The highlight of Solar Power International 2012 (SPI) was former President Bill Clinton’s keynote – proof positive that the solar industry has come of age. Many of us remember the small solar tradeshows of yesteryear with a few dozen booths and a few hundred attendees. Congratulations to SEPA and SEIA, Julia Hamm and Rhone Resch, and the whole team that made this year’s event a resounding success.

Clinton encouraged the industry to get the word out about solar and the tremendous accomplishments that have been made in the last decade. He noted that the clean energy industry has seen growth of more than 8% per year even through the depths of the recession, with average wages that are higher than the nation as a whole. He added that this growth is in spite of  “$22 in subsidies to oil, coal and nuclear power for every $1 invested in renewable energy.” Clinton called for a “multi-partisan” approach where we favor “arithmetic over ideology.”

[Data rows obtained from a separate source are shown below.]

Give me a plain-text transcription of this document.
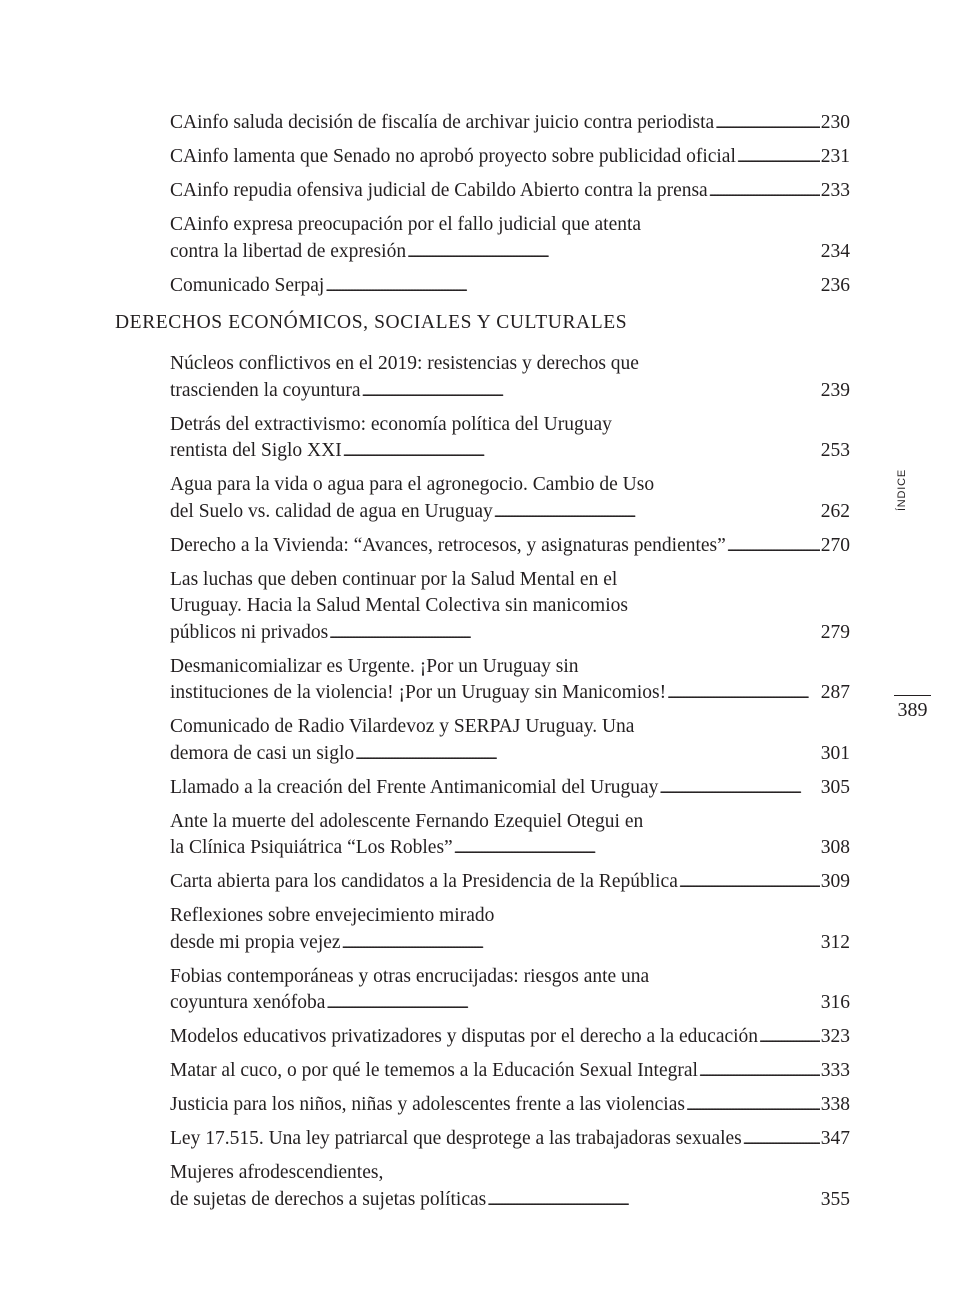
CAinfo saluda decisión de fiscalía de archivar juicio contra periodista . . .	230
CAinfo lamenta que Senado no aprobó proyecto sobre publicidad oficial . . .	231
CAinfo repudia ofensiva judicial de Cabildo Abierto contra la prensa . . .	233
CAinfo expresa preocupación por el fallo judicial que atenta
contra la libertad de expresión . . .	234
Comunicado Serpaj . . .	236
DERECHOS ECONÓMICOS, SOCIALES Y CULTURALES
Núcleos conflictivos en el 2019: resistencias y derechos que
trascienden la coyuntura . . .	239
Detrás del extractivismo: economía política del Uruguay
rentista del Siglo XXI . . .	253
Agua para la vida o agua para el agronegocio. Cambio de Uso
del Suelo vs. calidad de agua en Uruguay . . .	262
Derecho a la Vivienda: “Avances, retrocesos, y asignaturas pendientes” . . .	270
Las luchas que deben continuar por la Salud Mental en el
Uruguay. Hacia la Salud Mental Colectiva sin manicomios
públicos ni privados . . .	279
Desmanicomializar es Urgente. ¡Por un Uruguay sin
instituciones de la violencia! ¡Por un Uruguay sin Manicomios! . . .	287
Comunicado de Radio Vilardevoz y SERPAJ Uruguay. Una
demora de casi un siglo . . .	301
Llamado a la creación del Frente Antimanicomial del Uruguay . . .	305
Ante la muerte del adolescente Fernando Ezequiel Otegui en
la Clínica Psiquiátrica “Los Robles” . . .	308
Carta abierta para los candidatos a la Presidencia de la República . . .	309
Reflexiones sobre envejecimiento mirado
desde mi propia vejez . . .	312
Fobias contemporáneas y otras encrucijadas: riesgos ante una
coyuntura xenófoba . . .	316
Modelos educativos privatizadores y disputas por el derecho a la educación . . .	323
Matar al cuco, o por qué le tememos a la Educación Sexual Integral . . .	333
Justicia para los niños, niñas y adolescentes frente a las violencias . . .	338
Ley 17.515. Una ley patriarcal que desprotege a las trabajadoras sexuales . . .	347
Mujeres afrodescendientes,
de sujetas de derechos a sujetas políticas . . .	355
ÍNDICE
389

Beyond the excitement of Clinton’s keynote speech, the activity level was high on the tradeshow floor and in conference proceedings. We heard discussion around three primary themes:

  • Net Metering:  With the utilities taking a closer look at net metering, there was talk of preparing for a world of production metering for distributed solar systems. Julia Hamm, president of SEPA, touched on this during her opening remarks. The solar industry has pointed out the many benefits of distributed solar, from fuel price hedging to transmission and distribution upgrade deferral, while the utilities have focused on the fact that solar cannot be dispatched. Recent work developing a Value of Solar™ tariff for Austin Energy helped quantify the issue. You can read more about Austin Energy’s Value of Solar tariff in the paper “Designing Austin Energy’s Solar Tariff Using a Distributed PV Calculator.”
  • Grid Integration:  Grid integration of intermittent renewables, both distributed and centralized, was another hot topic at SPI. One day this June, 50% of German power came from solar. This milestone has pushed U.S. utilities to consider how they will handle high-penetration PV at a local level or system-wide. While solar is highly peak coincident, production is dependent on variable irradiance. This is a manageable problem for most utilities if they can anticipate what the systems on their network will be producing. Tom Hoff, President of Clean Power Research, moderated a well-attended session entitled Accuracy of Solar Modeling and Forecasting, which addressed this issue.
  • Reducing Solar Soft Costs:  In response to an industry-wide focus on reducing solar soft costs, industry veterans Barry Cinnamon, founder of Akeena Solar (now Westinghouse Solar), and Ron Kenedi, former vice president of Kyocera Solar and Sharp Solar, have teamed up with ASES on a new campaign, Solar Freedom Now. This campaign seeks to cut the installed price of solar in the U.S. in half by cutting ‘red tape’ and paperwork. This effort will involve a combination of reducing burdensome and redundant inspections and consolidating data entry online – which Clean Power Research is addressing with PowerClerk®. With module prices at record low levels, solar soft costs are now one of the largest cost components of installing a solar system.

SPI kicked off with GTM Research’s report of phenomenal growth in the U.S. solar market growth during the second quarter. Evidence of this activity, and continued growth through the end of the year, was in abundance at the show.